BY ALEXANDRA MALONEY
CNS – The Senate voted 23-16 Feb. 5 to ban the use of solitary confinement in Virginia correctional facilities and juvenile detention centers.
The bill to ban to punishment, SB1301, was introduced by Sen. Joseph Morrissey, D-Richmond.
“Isolated confinement, which is more commonly known as solitary confinement, is antiquated,” Morrissey said following the vote. “It has been proven with empirical evidence that somebody’s mental and physical well-being starts to deteriorate in as few as ten days in isolation.
“We have one resident that was in solitary confinement for 16 months. I think that is unconscionable. So, this bill eliminates solitary confinement in Virginia. It does allow exceptions when absolutely necessary, but I think it is just another hugely positive step for criminal justice reform in Virginia.”

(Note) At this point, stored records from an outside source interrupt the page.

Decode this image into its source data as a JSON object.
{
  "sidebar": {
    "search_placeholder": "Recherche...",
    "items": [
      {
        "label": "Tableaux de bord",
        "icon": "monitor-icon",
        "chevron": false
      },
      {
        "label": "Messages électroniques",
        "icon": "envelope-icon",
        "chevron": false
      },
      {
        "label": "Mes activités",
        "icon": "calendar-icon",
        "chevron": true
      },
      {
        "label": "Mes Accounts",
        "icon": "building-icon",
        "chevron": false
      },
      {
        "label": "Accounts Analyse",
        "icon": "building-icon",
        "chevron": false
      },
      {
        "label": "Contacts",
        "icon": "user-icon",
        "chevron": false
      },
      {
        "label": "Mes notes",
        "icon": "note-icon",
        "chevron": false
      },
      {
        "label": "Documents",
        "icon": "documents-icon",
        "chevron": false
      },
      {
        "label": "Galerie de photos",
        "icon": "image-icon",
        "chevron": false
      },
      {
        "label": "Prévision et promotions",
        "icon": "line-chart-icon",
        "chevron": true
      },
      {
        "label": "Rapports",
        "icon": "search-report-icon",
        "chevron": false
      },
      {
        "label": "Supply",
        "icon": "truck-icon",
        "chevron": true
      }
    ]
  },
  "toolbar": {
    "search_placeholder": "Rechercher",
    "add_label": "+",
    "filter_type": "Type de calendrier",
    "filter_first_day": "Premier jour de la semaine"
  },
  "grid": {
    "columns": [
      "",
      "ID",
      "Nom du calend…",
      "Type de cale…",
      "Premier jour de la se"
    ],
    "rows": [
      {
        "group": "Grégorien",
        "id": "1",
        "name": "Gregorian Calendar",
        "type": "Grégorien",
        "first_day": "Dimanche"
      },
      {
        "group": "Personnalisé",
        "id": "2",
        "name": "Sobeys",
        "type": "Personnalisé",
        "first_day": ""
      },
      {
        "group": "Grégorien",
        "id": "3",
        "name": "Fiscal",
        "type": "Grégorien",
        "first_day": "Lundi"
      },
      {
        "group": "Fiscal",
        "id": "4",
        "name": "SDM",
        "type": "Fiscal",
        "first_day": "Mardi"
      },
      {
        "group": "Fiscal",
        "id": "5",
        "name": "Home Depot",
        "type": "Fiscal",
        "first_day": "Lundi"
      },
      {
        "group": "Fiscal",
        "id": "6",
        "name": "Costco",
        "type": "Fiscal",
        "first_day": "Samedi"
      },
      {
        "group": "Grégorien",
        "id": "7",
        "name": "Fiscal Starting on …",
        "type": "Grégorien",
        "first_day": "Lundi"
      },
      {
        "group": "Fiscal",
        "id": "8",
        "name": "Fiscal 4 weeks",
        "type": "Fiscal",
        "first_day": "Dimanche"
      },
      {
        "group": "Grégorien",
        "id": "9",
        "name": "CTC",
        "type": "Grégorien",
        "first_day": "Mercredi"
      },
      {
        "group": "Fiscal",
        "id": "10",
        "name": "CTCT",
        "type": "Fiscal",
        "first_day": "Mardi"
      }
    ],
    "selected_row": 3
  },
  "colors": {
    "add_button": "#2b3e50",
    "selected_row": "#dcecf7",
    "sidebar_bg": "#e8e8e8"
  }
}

Isolated confinement is defined as confinement of a prisoner or a juvenile to a cell alone, or with one other person, for 20 or more hours per day for adults and 17 or more hours per day for juveniles, according to the bill.
Only in the case of medical or mental health treatment is isolated confinement permitted under this bill. In these circumstances, the use of solitary confinement must be done in a manner that is consistent with the recommendations of medical or mental health professionals practicing in close proximity to the correctional facility.
The bill faced opposition while on the floor of the Senate, as well as prior to its full floor vote, with amendments being made to eliminate the requirement in the bill for three hours per day out of cell programmatic intervention for all inmates in the form of classes, work or therapy.
“We turned some hearts, but the opposition didn’t surprise me at all,” Morrissey said.
A social movement to ban the use of solitary confinement has seen increased support throughout the country in the last few years. The American Civil Liberties Union (ACLU) has been working to ban its use nationwide.
“Long-term isolation costs too much, does nothing to rehabilitate prisoners, and exacerbates mental illness – or even causes it in prisoners who were healthy when they entered solitary,” according to the ACLU website.
Morrissey agreed with the organization’s sentiment that isolation has a detrimental effect on inmates’ mental health.
“I think it [the bill] is a huge difference not just for inmates who are exposed to solitary confinement, but also their families who are harmed when their loved ones go into solitary confinement,” Morrissey said. “The families either can’t communicate with them, or when they do communicate with them, their loved ones come out in a worse form than when they went in.”